Love Surpassed the Glioblastoma


For the past few months, I’ve been pretty quiet with writing. The reason?

My dad was sick.

On June 1st of 2018, my father was diagnosed with a Glioblastoma or in layman’s words, terminal brain cancer. The same cancer that robbed Senator John McCain of his life, except dad’s tumor was inoperable and he decided against treatment after three weeks. Our entire journey from diagnosis to death lasted 5 months.

As a healthcare provider for over twenty years, I dove into patient care mode. We healthcare people tend to compartmentalize, turn off the feelings to be able to provide the care needed. I was no different.

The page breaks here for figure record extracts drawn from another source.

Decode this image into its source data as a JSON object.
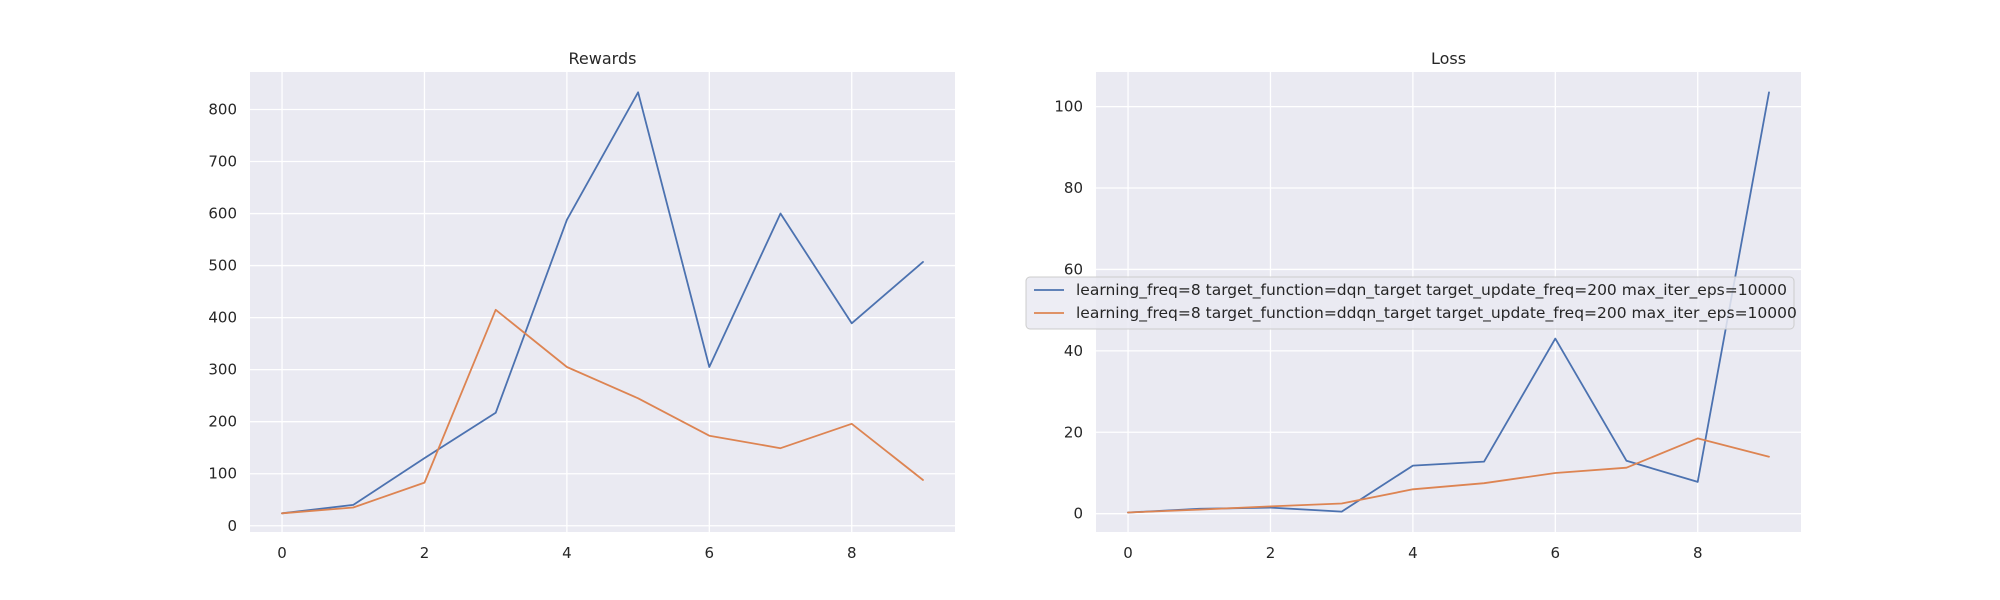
{
  "legend": {
    "entries": [
      {
        "label": "learning_freq=8 target_function=dqn_target target_update_freq=200 max_iter_eps=10000",
        "color": "#4c72b0"
      },
      {
        "label": "learning_freq=8 target_function=ddqn_target target_update_freq=200 max_iter_eps=10000",
        "color": "#dd8452"
      }
    ],
    "placement": "center"
  },
  "chart_data": [
    {
      "type": "line",
      "title": "Rewards",
      "xlabel": "",
      "ylabel": "",
      "grid": true,
      "xlim": [
        -0.45,
        9.45
      ],
      "ylim": [
        -12,
        872
      ],
      "xticks": [
        0,
        2,
        4,
        6,
        8
      ],
      "yticks": [
        0,
        100,
        200,
        300,
        400,
        500,
        600,
        700,
        800
      ],
      "x": [
        0,
        1,
        2,
        3,
        4,
        5,
        6,
        7,
        8,
        9
      ],
      "series": [
        {
          "name": "learning_freq=8 target_function=dqn_target target_update_freq=200 max_iter_eps=10000",
          "color": "#4c72b0",
          "values": [
            24,
            40,
            130,
            217,
            588,
            833,
            305,
            600,
            389,
            507
          ]
        },
        {
          "name": "learning_freq=8 target_function=ddqn_target target_update_freq=200 max_iter_eps=10000",
          "color": "#dd8452",
          "values": [
            24,
            35,
            83,
            415,
            305,
            245,
            173,
            149,
            196,
            88
          ]
        }
      ]
    },
    {
      "type": "line",
      "title": "Loss",
      "xlabel": "",
      "ylabel": "",
      "grid": true,
      "xlim": [
        -0.45,
        9.45
      ],
      "ylim": [
        -4.5,
        108.5
      ],
      "xticks": [
        0,
        2,
        4,
        6,
        8
      ],
      "yticks": [
        0,
        20,
        40,
        60,
        80,
        100
      ],
      "x": [
        0,
        1,
        2,
        3,
        4,
        5,
        6,
        7,
        8,
        9
      ],
      "series": [
        {
          "name": "learning_freq=8 target_function=dqn_target target_update_freq=200 max_iter_eps=10000",
          "color": "#4c72b0",
          "values": [
            0.3,
            1.2,
            1.5,
            0.5,
            11.8,
            12.8,
            43.0,
            13.0,
            7.8,
            103.5
          ]
        },
        {
          "name": "learning_freq=8 target_function=ddqn_target target_update_freq=200 max_iter_eps=10000",
          "color": "#dd8452",
          "values": [
            0.3,
            1.0,
            1.8,
            2.5,
            6.0,
            7.5,
            10.0,
            11.3,
            18.5,
            14.0
          ]
        }
      ]
    }
  ]
}
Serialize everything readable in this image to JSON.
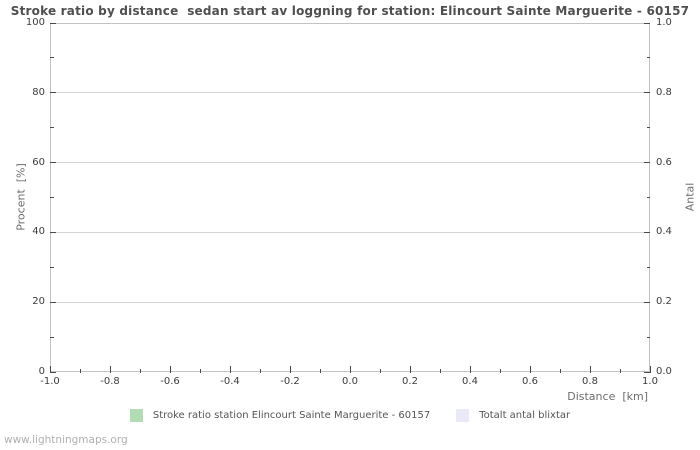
{
  "page": {
    "watermark": "www.lightningmaps.org"
  },
  "colors": {
    "grid": "#d4d4d4",
    "frame": "#c3c3c3",
    "tick_mark": "#4a4a4a",
    "tick_label": "#3c3c3c",
    "axis_title": "#6e6e6e",
    "title": "#4f4f4f",
    "watermark": "#b0b0b0",
    "series_green": "#b2ddb2",
    "series_lavender": "#e9e9f8"
  },
  "chart_data": {
    "type": "bar",
    "title": "Stroke ratio by distance  sedan start av loggning for station: Elincourt Sainte Marguerite - 60157",
    "xlabel": "Distance  [km]",
    "ylabel_left": "Procent  [%]",
    "ylabel_right": "Antal",
    "xlim": [
      -1.0,
      1.0
    ],
    "ylim_left": [
      0,
      100
    ],
    "ylim_right": [
      0.0,
      1.0
    ],
    "grid": "horizontal-only",
    "legend_position": "bottom-center",
    "x_ticks": [
      "-1.0",
      "-0.8",
      "-0.6",
      "-0.4",
      "-0.2",
      "0.0",
      "0.2",
      "0.4",
      "0.6",
      "0.8",
      "1.0"
    ],
    "x_minor_tick_step": 0.1,
    "y_ticks_left": [
      "0",
      "20",
      "40",
      "60",
      "80",
      "100"
    ],
    "y_ticks_right": [
      "0.0",
      "0.2",
      "0.4",
      "0.6",
      "0.8",
      "1.0"
    ],
    "y_minor_tick_step_left": 10,
    "series": [
      {
        "name": "Stroke ratio station Elincourt Sainte Marguerite - 60157",
        "color": "#b2ddb2",
        "values": []
      },
      {
        "name": "Totalt antal blixtar",
        "color": "#e9e9f8",
        "values": []
      }
    ]
  }
}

For the final three months of my father’s life, my husband and I were there, camped out in his backyard every evening, night and morning to help provide care alongside my mother and other family members.

Good friends lathered us in visits, cards, food, and so many prayers, providing the palpable presence of God each day. His steady, solid promise of peace wrapped us in his nail-scarred hands while we watched our brilliant, talented father lose his ability to work in his woodshop, speak, eat, and walk.

There are no words to describe the heartbreak. Cancer devastated every part of his physical body, but the one thing my father did until the day he died was love.


He gave kisses to my mother, squeezed our hands or tried to give us a few jumbled up phrases of I love you. Those last days, I will always cherish, especially now in the aftermath of his death, when his earthly absence seems so surreal.

For all the caregivers out there taking care of patients with Glioblastomas, I want to provide some insight into his death, because when I searched there was a lack of information. So here’s a summarized version of the last week of my father’s life.

  • No pain. – Dad did not experience any pain. He did lose the ability to use his right side early on and often complained of numbness, but even that didn’t seem to bother him much the last week. We gave him morphine and lorazepam to calm his breathing the final two days of his life.
  • No seizures – probably due to the antiseizure meds he took from the beginning.
  • He did lose interest in eating – This was one thing he loved up until the last week. The nurse at Solace told me that when they stop asking to eat, then their body is shutting down naturally and they do not feel hungry. This information brought me some comfort.
  • He slept more and more every day and was not able to be awakened the last two days.
  • Clarity: Dad did have one moment of clarity the night before he died. He was alert, squeezed our hands, tried to talk to us. A beautiful time I’m so thankful for to this day.
  • Solace and hospice nurses provided everything we needed and were a constant support through the entire process.
  • Labored breathing: The night before Dad’s death, his breathing became labored. He did have what many call the “death rattle.” This was alarming at first, but once we gave him the morphine and lorazepam, then his breathing calmed.
  • Kisses: I gave him kisses every day. I knew our time was limited. I wanted him to feel loved even when he was not conscious.
  • His last breath: He died with one quick, audible, peaceful breath. I believe that was the time Jesus called his name and Dad left his earthly body, his soul uniting with his Savior in eternity. Now, he’s in the presence of the perfect, eternal love of Christ.

An estimated 23,830 malignant brain cancer diagnoses were predicted for 2018. My father was one of those, but many are still out there caring for their loved ones or just finding out their devastating diagnosis.

To all those providing care, remember that even though the days and nights feel long, the time is short, so … be like my father and show love until their last breath.

In memory of my father, Don Moore, this blog will carry on his name – StoryMoore.